Just two months after launching its first bank in downtown Los Angeles, Grandpoint Capital Inc. is making plans to expand out of state in the wake of a pair of Arizona acquisitions last week.

The holding company said it will acquire the one-branch Southern Arizona Community Bank as well as the main office of Bank of Tucson. The branches will operate under the Bank of Tucson name and will remain separate from the new Grandpoint Bank in Los Angeles.

After the close of the deal, into which Grandpoint Capital will put nearly $40 million, Bank of Tucson will have total assets of about $270 million.

Flush with cash after a nearly two-year fundraising effort, Grandpoint has now acquired four separate banks since mid-June and has plans to open yet another branch in the South Bay in coming months. With the banking industry in flux after the financial crisis and recession, Chief Executive Don Griffith said Grandpoint won’t hesitate to use its capital if more growth opportunities arise.

“This is a moment in time where there are some opportunities,” Griffith said. “We don’t need acquisitions; we could grow quite well with what we’ve got. (But) if something comes up, of course we’ll take a look.”

Though all of the company’s acquisitions thus far have involved open institutions, Griffith said he would consider buying a failed bank from the Federal Deposit Insurance Corp.

On June 18, Grandpoint completed its first acquisition, Santa Ana Business Bank, which was converted into Grandpoint Bank. In July, the company announced the acquisition of Encino’s First Commerce Bank, which will be merged into the L.A. bank. The deal will leave the combined bank with about $360 million in assets.

The two Arizona acquisitions, as well as the First Commerce purchase, are expected to close by the end of the year.
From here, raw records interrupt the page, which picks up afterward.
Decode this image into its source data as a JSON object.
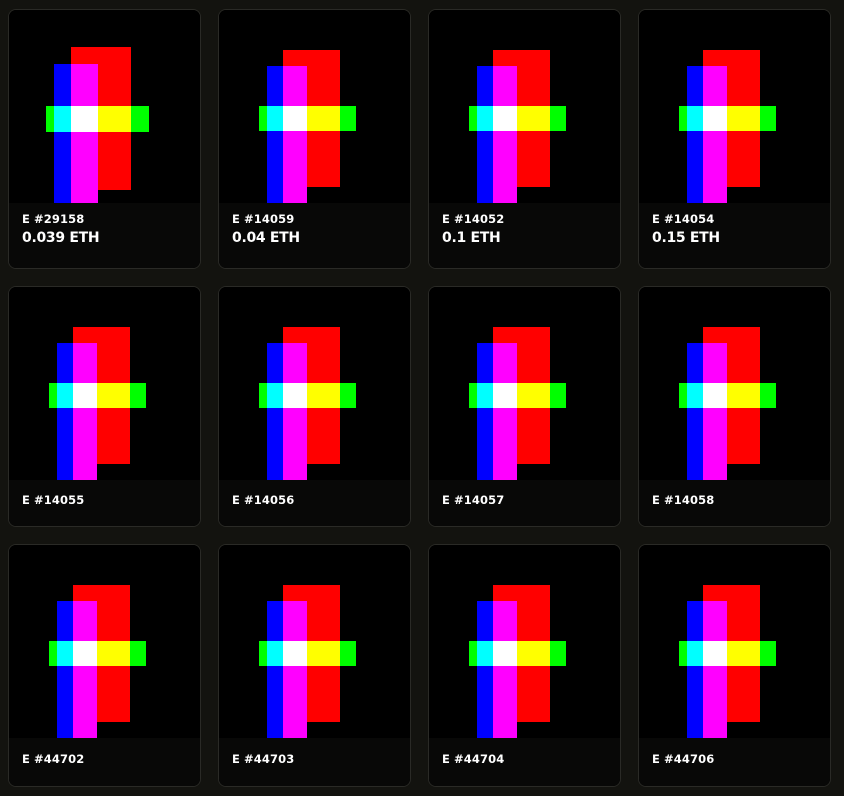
{
  "colors": {
    "page_background": "#13130f",
    "card_background": "#000000",
    "card_border": "#2a2a26",
    "art_red": "#ff0000",
    "art_blue": "#0000ff",
    "art_magenta": "#ff00ff",
    "art_green": "#00ff00",
    "art_cyan": "#00ffff",
    "art_white": "#ffffff",
    "art_yellow": "#ffff00"
  },
  "cards": [
    {
      "name": "E #29158",
      "price": "0.039 ETH"
    },
    {
      "name": "E #14059",
      "price": "0.04 ETH"
    },
    {
      "name": "E #14052",
      "price": "0.1 ETH"
    },
    {
      "name": "E #14054",
      "price": "0.15 ETH"
    },
    {
      "name": "E #14055"
    },
    {
      "name": "E #14056"
    },
    {
      "name": "E #14057"
    },
    {
      "name": "E #14058"
    },
    {
      "name": "E #44702"
    },
    {
      "name": "E #44703"
    },
    {
      "name": "E #44704"
    },
    {
      "name": "E #44706"
    }
  ]
}
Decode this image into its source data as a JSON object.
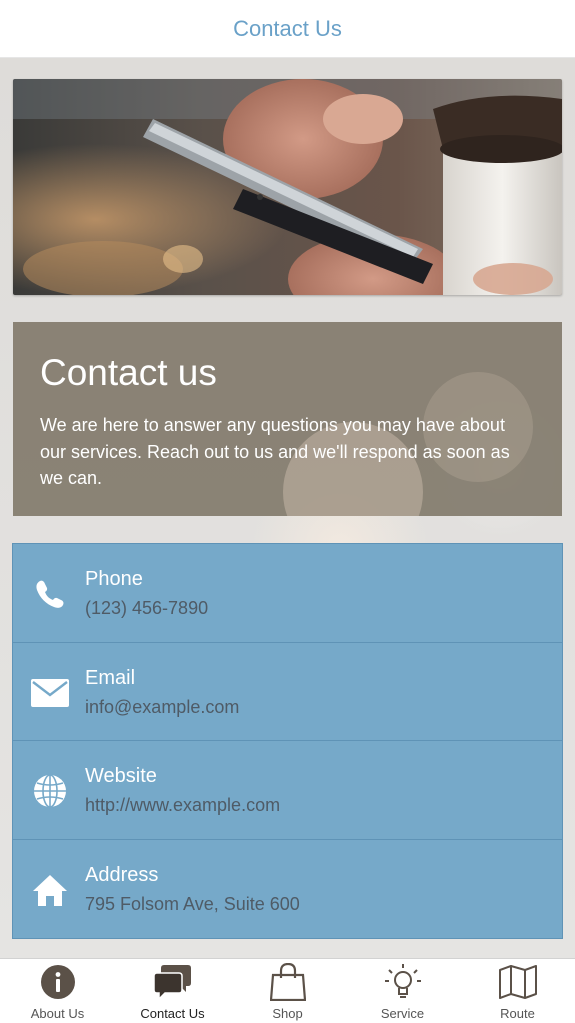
{
  "header": {
    "title": "Contact Us"
  },
  "intro": {
    "heading": "Contact us",
    "text": "We are here to answer any questions you may have about our services. Reach out to us and we'll respond as soon as we can."
  },
  "contacts": [
    {
      "label": "Phone",
      "value": "(123) 456-7890",
      "icon": "phone-icon"
    },
    {
      "label": "Email",
      "value": "info@example.com",
      "icon": "envelope-icon"
    },
    {
      "label": "Website",
      "value": "http://www.example.com",
      "icon": "globe-icon"
    },
    {
      "label": "Address",
      "value": "795 Folsom Ave, Suite 600",
      "icon": "home-icon"
    }
  ],
  "tabs": [
    {
      "label": "About Us",
      "icon": "info-icon",
      "active": false
    },
    {
      "label": "Contact Us",
      "icon": "chat-bubbles-icon",
      "active": true
    },
    {
      "label": "Shop",
      "icon": "shopping-bag-icon",
      "active": false
    },
    {
      "label": "Service",
      "icon": "lightbulb-icon",
      "active": false
    },
    {
      "label": "Route",
      "icon": "map-icon",
      "active": false
    }
  ],
  "colors": {
    "header_text": "#6aa1c8",
    "contact_panel": "#76a9c9",
    "intro_panel": "#7d7566",
    "tab_icon": "#5b5148"
  }
}
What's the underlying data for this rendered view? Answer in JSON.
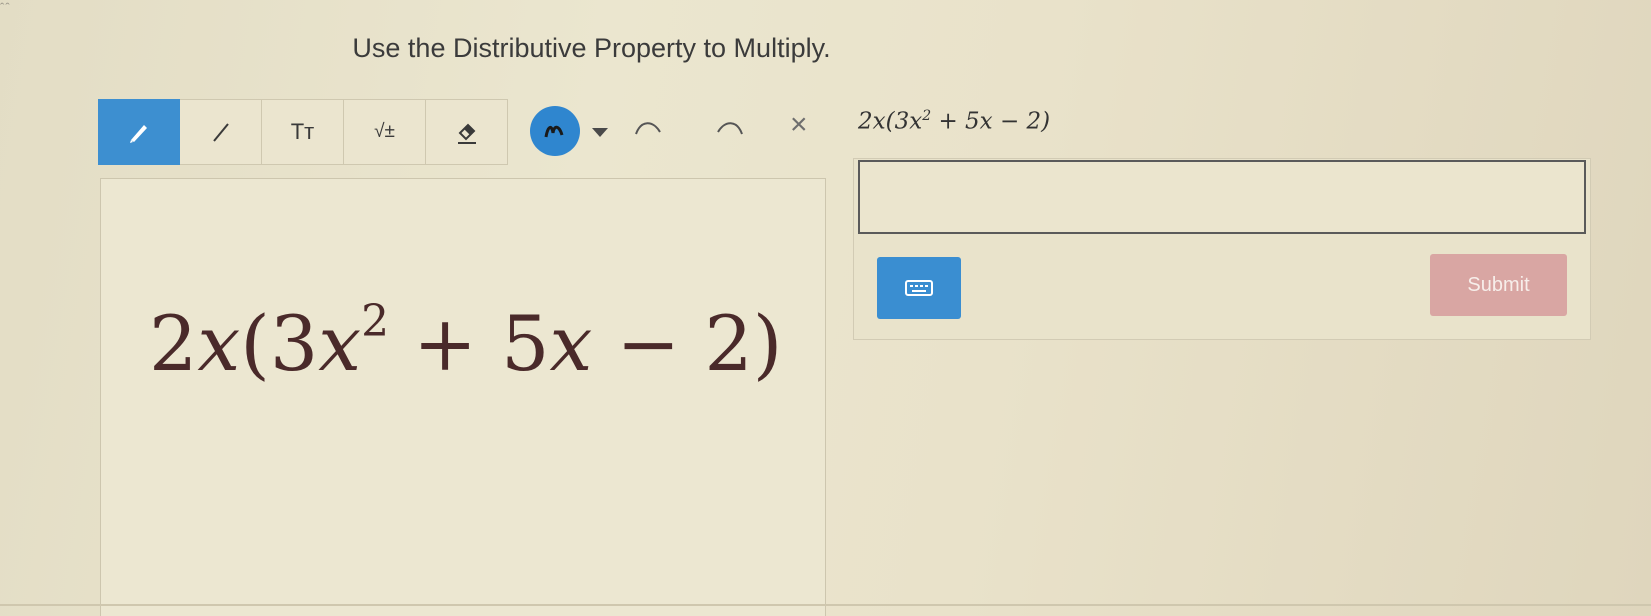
{
  "question": "Use the Distributive Property to Multiply.",
  "toolbar": {
    "text_tool": "Tт",
    "math_tool": "√±"
  },
  "expression": {
    "coefficient": "2",
    "variable": "x",
    "open": "(3",
    "exponent": "2",
    "middle": " + 5",
    "tail": " − 2)"
  },
  "clear_symbol": "×",
  "submit_label": "Submit",
  "colors": {
    "accent": "#3d8fd0",
    "submit": "#d9a6a3",
    "expression": "#4a2a2a"
  },
  "icons": [
    "pen-icon",
    "line-icon",
    "text-icon",
    "math-icon",
    "fill-icon",
    "color-picker-icon",
    "undo-icon",
    "redo-icon",
    "clear-icon",
    "keyboard-icon"
  ]
}
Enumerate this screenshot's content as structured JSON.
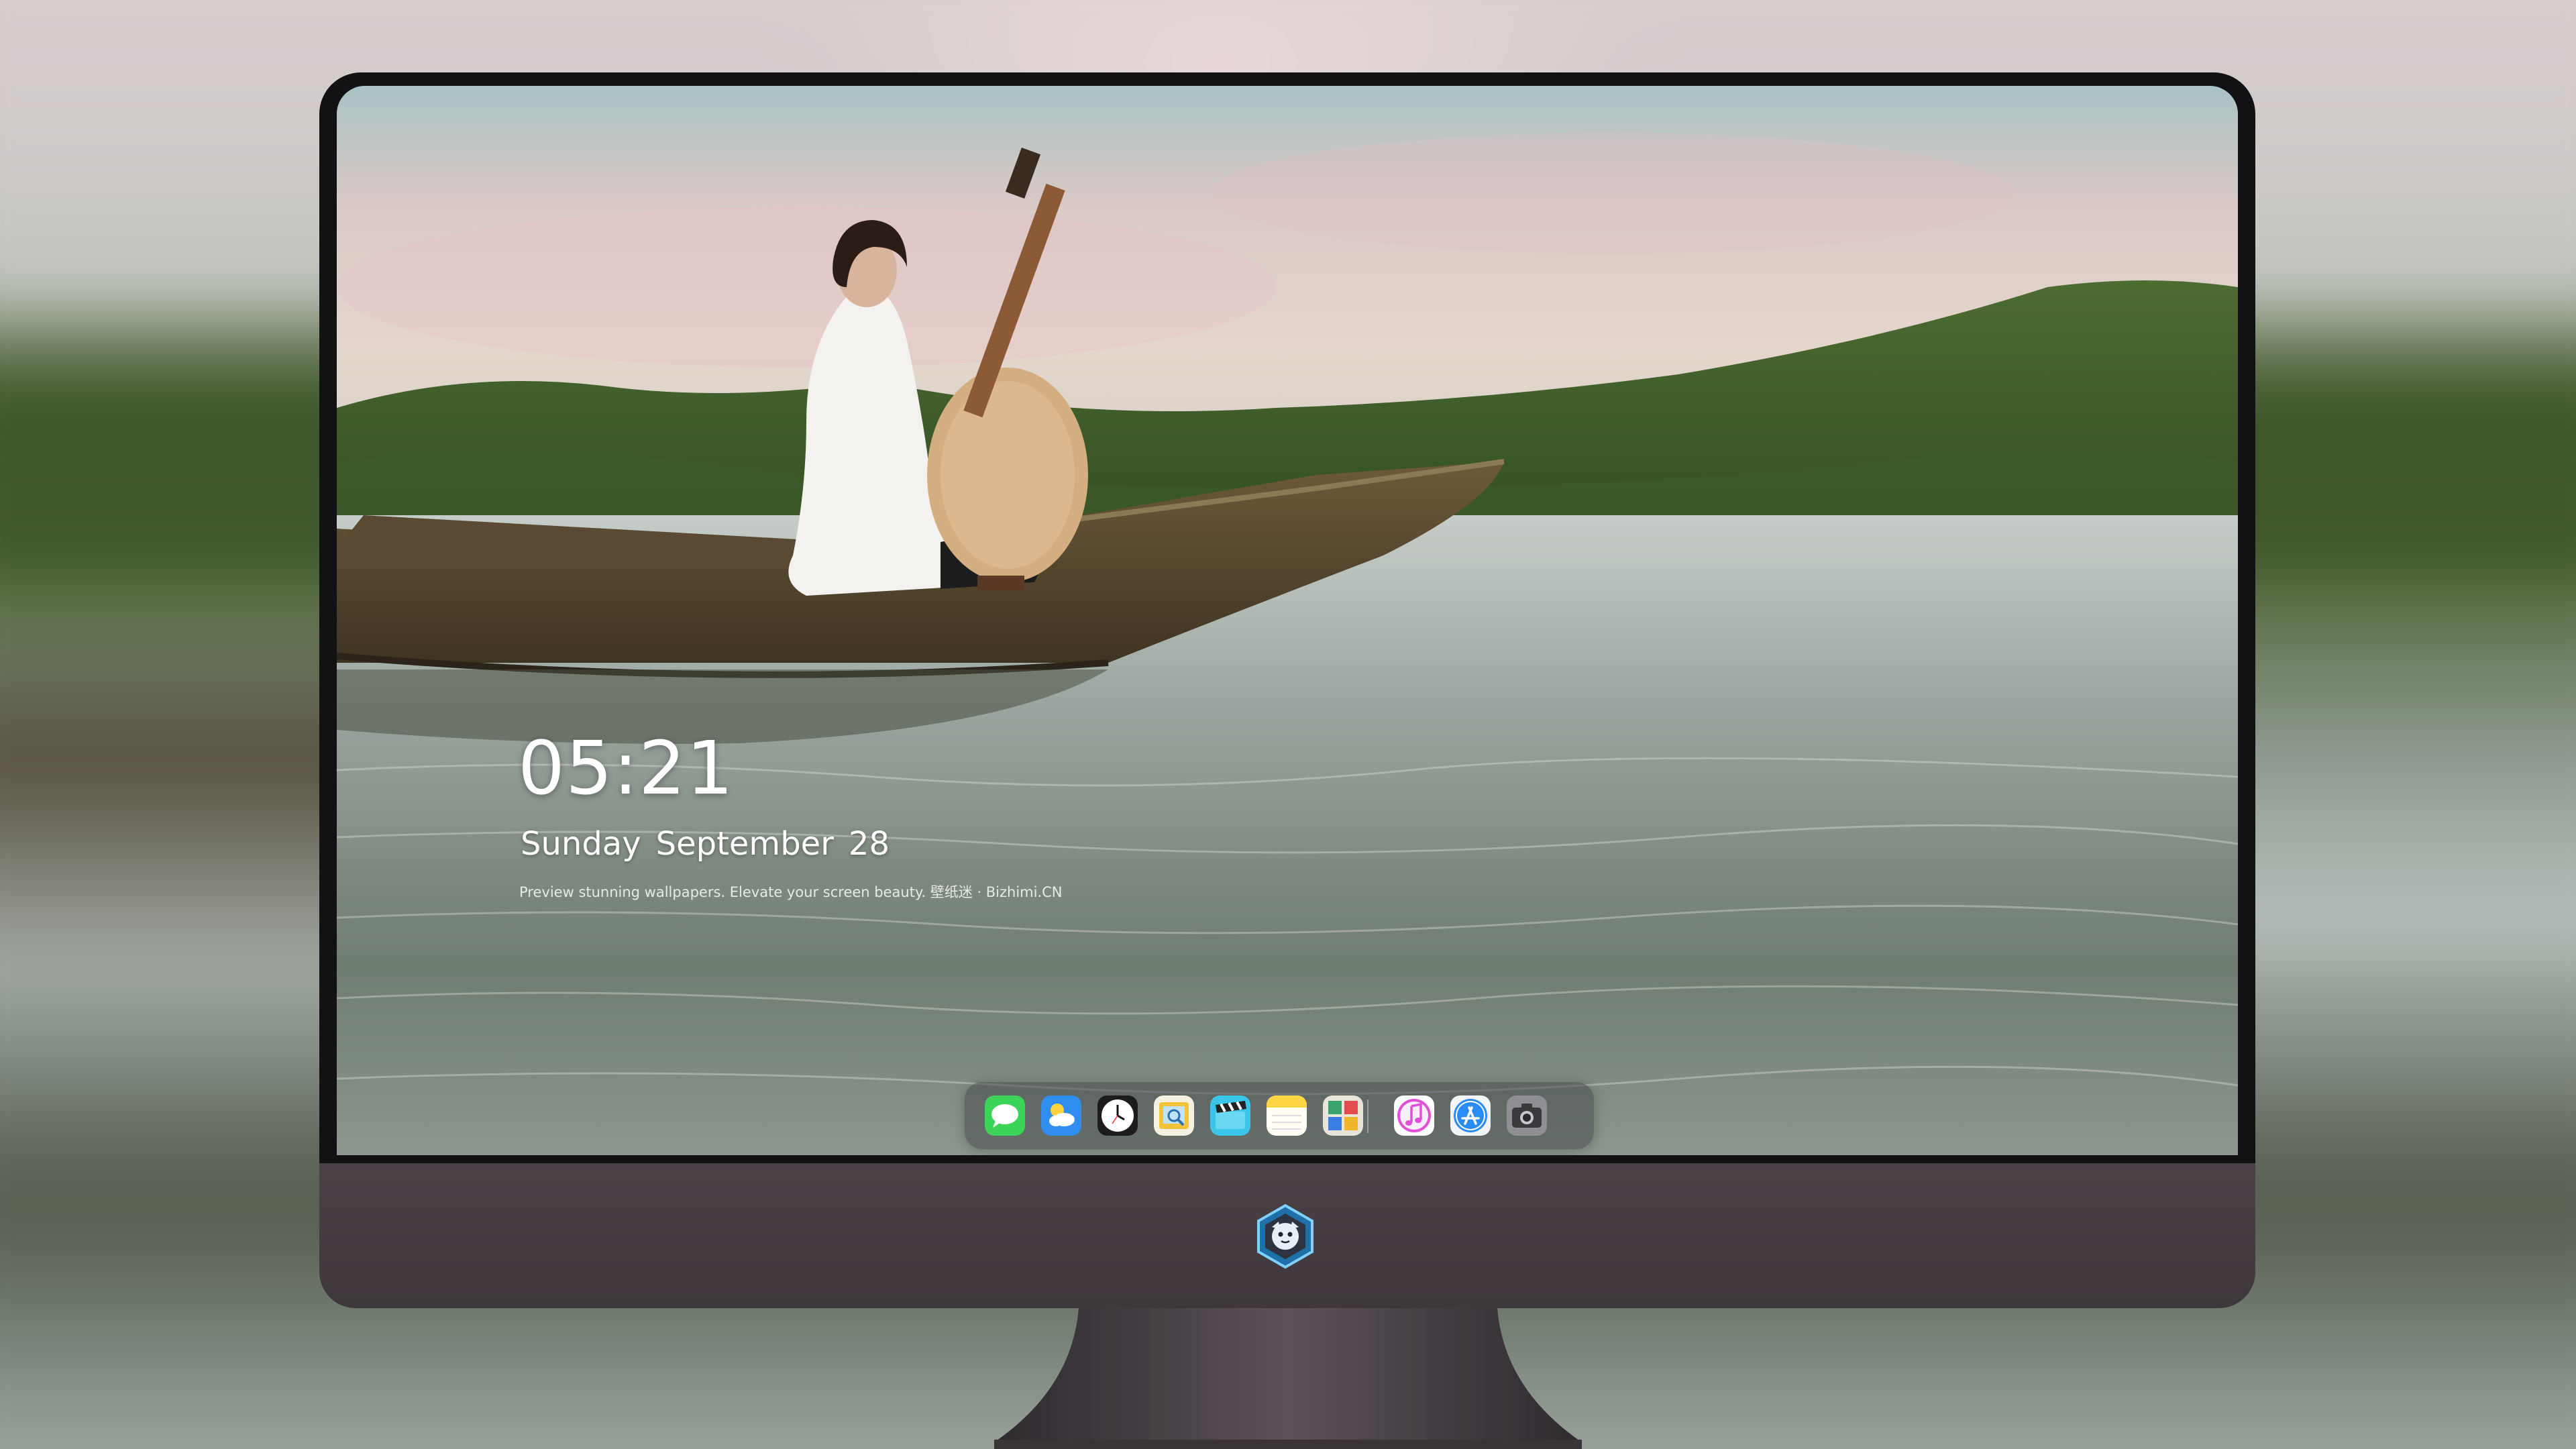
{
  "lock_screen": {
    "time": "05:21",
    "weekday": "Sunday",
    "month": "September",
    "day": "28",
    "tagline": "Preview stunning wallpapers. Elevate your screen beauty. 壁纸迷 · Bizhimi.CN"
  },
  "dock": {
    "apps": [
      {
        "name": "Messages",
        "icon": "messages-icon",
        "color": "#3cd35a"
      },
      {
        "name": "Weather",
        "icon": "weather-icon",
        "color": "#2f8ef0"
      },
      {
        "name": "Clock",
        "icon": "clock-icon",
        "color": "#1c1c1e"
      },
      {
        "name": "Preview",
        "icon": "preview-icon",
        "color": "#f2c33a"
      },
      {
        "name": "Clips",
        "icon": "clapper-icon",
        "color": "#3bc5e8"
      },
      {
        "name": "Notes",
        "icon": "notes-icon",
        "color": "#ffd544"
      },
      {
        "name": "Photo Booth",
        "icon": "photo-booth-icon",
        "color": "#e9e4d8"
      },
      {
        "name": "iTunes",
        "icon": "music-note-icon",
        "color": "#e24ed8"
      },
      {
        "name": "App Store",
        "icon": "app-store-icon",
        "color": "#2a8cf5"
      },
      {
        "name": "Camera",
        "icon": "camera-icon",
        "color": "#8e8e93"
      }
    ]
  },
  "colors": {
    "bezel": "#121214",
    "chin": "#443c42",
    "dock_background": "rgba(70,72,74,0.55)",
    "text": "#ffffff"
  }
}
Alex Cappello, managing director of Santa Monica investment bank Cappello Capital Corp., said bank failures have been so prevalent over the past several years that there has been little open-bank merger and acquisition activity. He said Grandpoint’s moves highlight how activity has returned.

“A year ago, everybody was frozen in place,” said Cappello. “Now, there’s just starting to be a lot of M&A activity in the banking sector.”

Indeed, Griffith said that Grandpoint still has a large reserve of capital that could be used for additional acquisitions. Even after the four purchases, it has deployed less than half of the $335 million raised since the holding company’s inception in late 2008. But analysts caution against expanding too rapidly.

Bert Ely, a bank consultant in Alexandria, Va., said Grandpoint may need to conserve resources in case problems emerge later on at the acquired institutions. Even good acquisitions can turn sour if management gets spread too thin.

“The concerns that I would have are the speed of the acquisitions, the geographical spread and being able to get on top of them,” Ely said.

Griffith said that Grandpoint’s strategy to minimize that risk involves keeping the Arizona and California operations separate, which will eliminate many of the challenges that come with integration. Grandpoint also will leave much of the Arizona branch management in place, including current Bank of Tucson Chief Executive Mike Hannley.

“Right now I have an infrastructure of people and a board (in Arizona) that can manage that bank more effectively over there than I could from L.A.,” Griffith said. “It’s easier to own multiple banks.”